Incidentally, Wellbutrin wasn’t the worst offender for me, it was pretty innocuous (relatively speaking). For me it was Prozac.
LunaSunshine said:
Ahh hell. In hypomanic episodes I don’t think there’s anything wromg with me! I guess that’s what I was trying to illustrate. Mania, hypomania, they work in the same way that there are, at the very least, some incredibly delusions you wouldn’t otherwise believe. I think I’m starting up with the hypomania again, or continuing or something. I caught myself saying and thinking some radical stuff. I’m glad my husband is here to keep me in check. Or else, I may have ended up in the slammer for vandalism yesterday. (I was going to play a joke on a friend when I saw their car parked in the lot where he works. Well, C.S pointed out that someone might get suspicious and call the police. I fought him tooth and nail. I called him a wuss and told him he got soft over the years!)
The difference between mania and hypomania? I guess severity if I’m here talking about it. But it’s true. T.D’s therapists told me that the Dx is not important in it’s name or label. It’s about treatment and services. (Because I’m not entirely convinced T.D has PDD-NOS. But he still responds to standard OT for ASD).
ManicMuses said:
Yes – treatment and services…so, if the person is responding to the treatment as if they have a diagnosis different from what they were given, isn’t that just another way of arriving at the correct diagnosis?
ManicMuses said:
Hi, Ruby – Took the weekend off…sorry for the late reply.
LOL – no, your comment doesn’t read as unfeeling at all. It’s what I was hoping to hear – honest input from a BP I person!

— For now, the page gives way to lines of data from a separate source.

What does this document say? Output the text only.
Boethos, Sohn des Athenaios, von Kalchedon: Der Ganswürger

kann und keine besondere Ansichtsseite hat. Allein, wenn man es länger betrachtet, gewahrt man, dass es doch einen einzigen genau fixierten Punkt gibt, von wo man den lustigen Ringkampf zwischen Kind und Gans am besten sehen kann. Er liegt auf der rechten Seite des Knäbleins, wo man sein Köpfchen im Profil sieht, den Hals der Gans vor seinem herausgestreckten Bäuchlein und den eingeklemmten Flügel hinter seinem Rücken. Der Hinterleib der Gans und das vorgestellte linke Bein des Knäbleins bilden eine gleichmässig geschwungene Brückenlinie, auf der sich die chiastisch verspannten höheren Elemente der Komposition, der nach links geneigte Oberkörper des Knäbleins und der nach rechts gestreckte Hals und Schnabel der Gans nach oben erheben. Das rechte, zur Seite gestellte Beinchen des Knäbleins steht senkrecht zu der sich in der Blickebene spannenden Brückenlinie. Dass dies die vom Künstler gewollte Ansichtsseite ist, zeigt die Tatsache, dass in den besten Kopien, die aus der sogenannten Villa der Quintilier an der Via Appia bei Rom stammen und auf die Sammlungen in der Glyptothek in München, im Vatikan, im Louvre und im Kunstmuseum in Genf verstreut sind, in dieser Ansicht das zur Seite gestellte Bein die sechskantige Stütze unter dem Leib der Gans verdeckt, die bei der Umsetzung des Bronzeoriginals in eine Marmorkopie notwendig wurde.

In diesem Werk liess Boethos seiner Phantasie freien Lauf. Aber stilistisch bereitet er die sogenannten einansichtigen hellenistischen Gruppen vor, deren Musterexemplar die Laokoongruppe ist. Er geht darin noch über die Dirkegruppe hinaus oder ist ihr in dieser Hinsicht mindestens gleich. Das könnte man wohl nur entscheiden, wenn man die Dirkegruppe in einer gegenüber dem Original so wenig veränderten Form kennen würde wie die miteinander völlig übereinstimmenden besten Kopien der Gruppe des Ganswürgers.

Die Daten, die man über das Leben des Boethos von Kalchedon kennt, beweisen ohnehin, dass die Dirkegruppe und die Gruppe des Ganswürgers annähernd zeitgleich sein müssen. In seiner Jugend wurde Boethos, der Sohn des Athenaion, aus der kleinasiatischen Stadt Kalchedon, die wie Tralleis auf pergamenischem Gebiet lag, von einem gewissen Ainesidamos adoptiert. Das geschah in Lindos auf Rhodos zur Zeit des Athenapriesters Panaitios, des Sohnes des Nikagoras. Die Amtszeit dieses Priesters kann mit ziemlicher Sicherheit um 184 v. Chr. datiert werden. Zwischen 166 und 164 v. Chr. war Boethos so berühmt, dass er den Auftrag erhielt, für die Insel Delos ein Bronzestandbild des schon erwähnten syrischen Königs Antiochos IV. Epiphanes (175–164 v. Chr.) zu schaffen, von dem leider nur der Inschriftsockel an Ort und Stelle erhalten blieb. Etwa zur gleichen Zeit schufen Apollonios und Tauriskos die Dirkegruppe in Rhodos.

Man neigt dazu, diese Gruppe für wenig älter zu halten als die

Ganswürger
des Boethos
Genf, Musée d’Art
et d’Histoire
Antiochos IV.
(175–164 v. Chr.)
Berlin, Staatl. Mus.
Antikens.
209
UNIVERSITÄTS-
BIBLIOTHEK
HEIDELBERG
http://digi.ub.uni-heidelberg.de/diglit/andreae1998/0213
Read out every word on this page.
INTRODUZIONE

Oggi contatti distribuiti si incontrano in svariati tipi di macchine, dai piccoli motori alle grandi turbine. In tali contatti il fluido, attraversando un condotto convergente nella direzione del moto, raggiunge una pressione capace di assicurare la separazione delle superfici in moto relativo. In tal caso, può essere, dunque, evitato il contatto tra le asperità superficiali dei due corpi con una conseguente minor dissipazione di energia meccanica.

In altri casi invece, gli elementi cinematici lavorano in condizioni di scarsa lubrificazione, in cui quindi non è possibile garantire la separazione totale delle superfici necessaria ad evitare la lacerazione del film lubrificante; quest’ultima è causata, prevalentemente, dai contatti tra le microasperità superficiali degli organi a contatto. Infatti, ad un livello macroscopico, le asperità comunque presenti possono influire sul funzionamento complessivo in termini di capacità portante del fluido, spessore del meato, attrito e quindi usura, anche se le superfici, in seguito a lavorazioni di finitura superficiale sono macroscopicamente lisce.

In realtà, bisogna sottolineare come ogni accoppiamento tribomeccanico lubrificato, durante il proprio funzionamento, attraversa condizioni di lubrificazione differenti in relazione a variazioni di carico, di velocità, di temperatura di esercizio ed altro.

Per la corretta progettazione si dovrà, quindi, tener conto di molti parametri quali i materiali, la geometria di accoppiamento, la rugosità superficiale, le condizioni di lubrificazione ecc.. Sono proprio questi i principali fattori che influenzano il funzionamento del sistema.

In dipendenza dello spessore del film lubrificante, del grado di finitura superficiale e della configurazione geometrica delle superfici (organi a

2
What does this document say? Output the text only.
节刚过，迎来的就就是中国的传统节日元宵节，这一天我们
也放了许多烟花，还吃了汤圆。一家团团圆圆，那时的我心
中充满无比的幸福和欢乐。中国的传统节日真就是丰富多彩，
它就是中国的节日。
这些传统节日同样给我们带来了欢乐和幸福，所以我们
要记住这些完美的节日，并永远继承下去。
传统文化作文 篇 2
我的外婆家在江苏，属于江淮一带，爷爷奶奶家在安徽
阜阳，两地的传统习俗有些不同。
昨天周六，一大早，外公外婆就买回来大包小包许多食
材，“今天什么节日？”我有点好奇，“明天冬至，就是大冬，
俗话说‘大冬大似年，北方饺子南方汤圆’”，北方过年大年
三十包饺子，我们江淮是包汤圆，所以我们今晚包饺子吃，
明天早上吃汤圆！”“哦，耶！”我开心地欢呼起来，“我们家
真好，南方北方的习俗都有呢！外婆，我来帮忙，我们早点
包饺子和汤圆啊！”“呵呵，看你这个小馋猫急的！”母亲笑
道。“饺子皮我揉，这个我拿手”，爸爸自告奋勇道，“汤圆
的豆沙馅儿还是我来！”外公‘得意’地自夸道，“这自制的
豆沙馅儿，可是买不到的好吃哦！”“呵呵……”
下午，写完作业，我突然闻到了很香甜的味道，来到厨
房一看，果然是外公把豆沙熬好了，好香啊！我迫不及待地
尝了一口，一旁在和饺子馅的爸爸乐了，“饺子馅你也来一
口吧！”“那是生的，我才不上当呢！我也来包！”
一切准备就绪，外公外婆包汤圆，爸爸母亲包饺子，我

I spent Friday evening reading through case studies of BP I and reviewing what has gone on in my history for the last 25 years. Without going into the dirty details on a public forum, yes, I have been experiencing full-blown manic symptoms for a long time. The reason I’m feeling some urgency about getting my act together is to get off on the right foot with the new psyc, whom I’ll have to see within the next month. (I’m not looking forward to the Russian Roulette that goes on every time a change of Dr’s is forced, but that’s another topic. ) Since my dear, sweet husband is the one who has to execute the interventions when I get too depressed or manic-y (I never initiate because I’m always in denial about how bad things can potentially become), I just want everyone to be on the same page going forward.
I do find it very encouraging you’ve never been hospitalized for mania, and especially that psychotic features can exist without necessitating a trip to the ward. All of this research and input from folks like you (thanks!) has reset my understanding of mania. It’s one thing to read about the symptoms in a clinical manual, but it’s quite another to talk to others who have BP and be able to dissect the finer points.
Prozac! Evil, evil stuff. I was given the Big P after I had my son and I will never, ever, ever touch that stuff again. Can you take any antidepressant at this point?
Ruby Tuesday said:
ManicMuses, I cannot smell and anti-depressant, even in the presence of a mood stabilizer and anti-psychotic, without going full-on nuts (pardon the term). I have tried everything from SSRIs to MAOIs, and all classes in between.
The one thing that really helped with my depression was liothyronine, a prescription thyroid supplement. I took it for several months without nasty effects on my mood, even though my thyroid was normal. Then I became so hyperthyroid it could have easily killed me. We tried it again, in the Spring, in a lower dose – after five days I was in the ER with thyroiditis. But I’m weird like that. Otherwise it was a dream for my depression.